In a small Missouri town, a widower finds solace by reaching out to other troubled souls.
Arthur Moses, 85, goes every day to the cemetery to eat his lunch at his late wife Nola’s grave. At night, he dines on whatever canned goods he can cobble together, tries to prevent his cat, Gordon, from running away, and dodges the busybody next door, Lucille, who keeps trying to entice him onto her front porch with her delicious baked goods. (This book depicts so many luscious-sounding confections it should come with its own FDA label.) One day at the cemetery, Arthur meets Maddy, a teenager with a nose ring, who hangs out there. They strike up a friendship born of mutual isolation, and she dubs him “Truluv” for his enduring devotion to Nola. As the point of view shifts among these three characters, we learn that Maddy, now a senior in high school, has been ostracized by her classmates. Her problems stem in part from the fact that her father, who raised her alone, irrationally blames her for her mother’s death in a car crash soon after her birth. A retired schoolteacher, Lucille, also in her 80s, never married because Frank, her high school true love, wed someone else. However, Frank has recently resurfaced and is trying to rekindle romance in their twilight years. Maddy’s social life consists of hookups with an older man she met at Wal-Mart, and one of these trysts leaves her pregnant.
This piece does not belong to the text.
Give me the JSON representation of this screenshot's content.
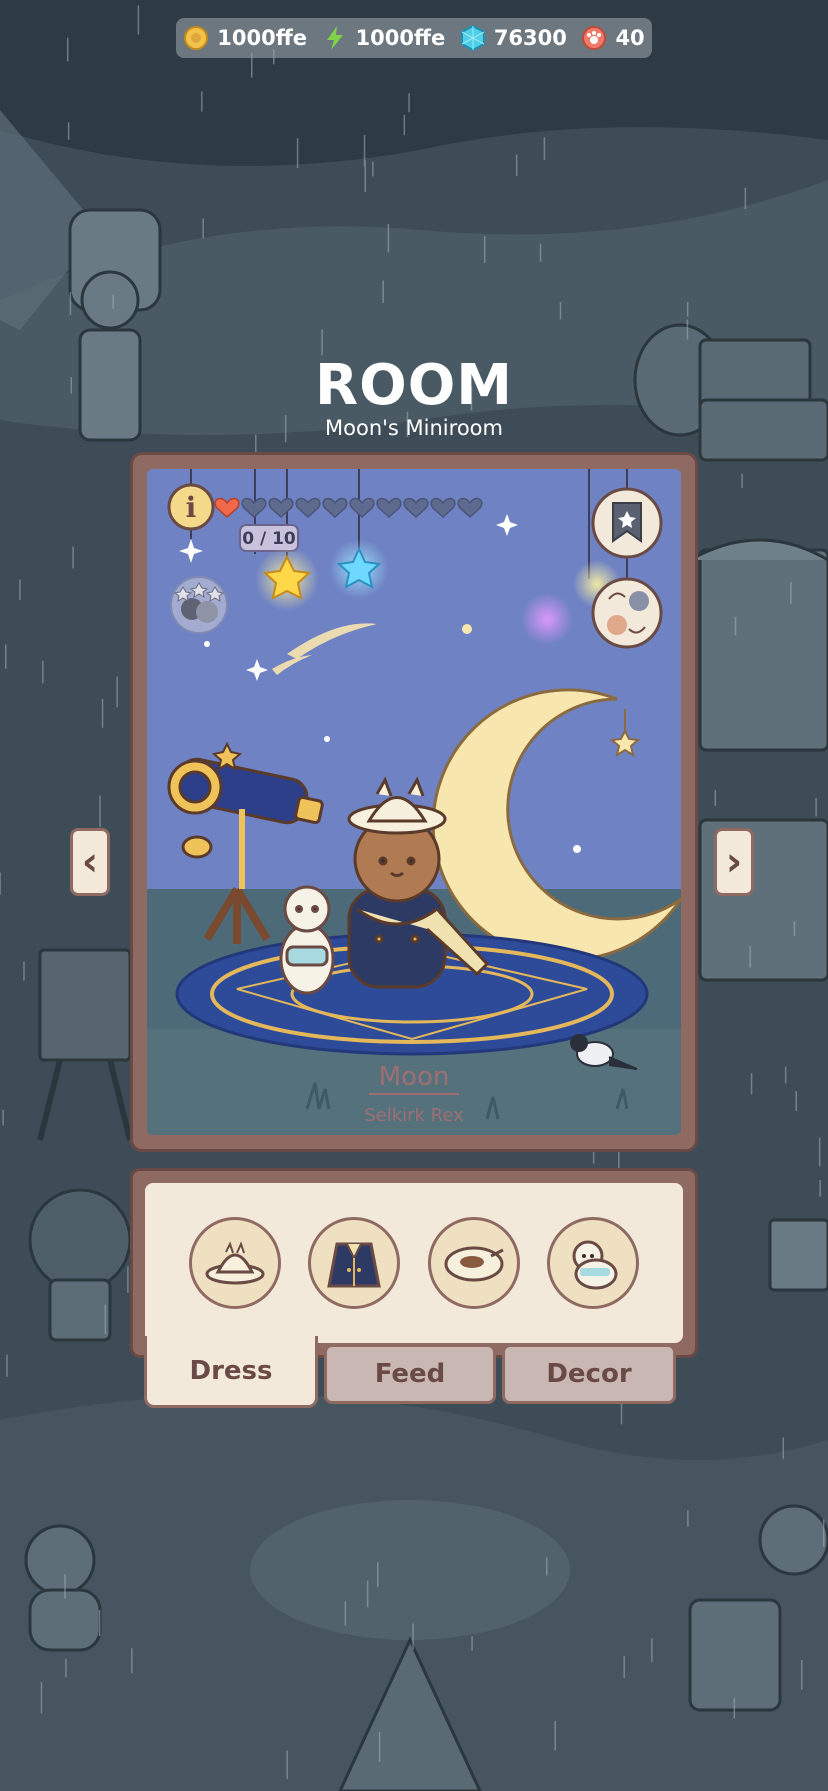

When her father urges her to terminate the pregnancy, she takes refuge at Arthur’s house. He and Lucille become Maddy's surrogate parents, and, by taking over housekeeping chores, Maddy helps them age in place. Both are childless and look forward eagerly to the birth of the baby, giving Maddy the unconditional moral and financial support she has always craved. The life-affirming messages are far from subtle, and the fine line between sensitivity and sentimentality is often breached.
Aims for profound but settles for pleasant.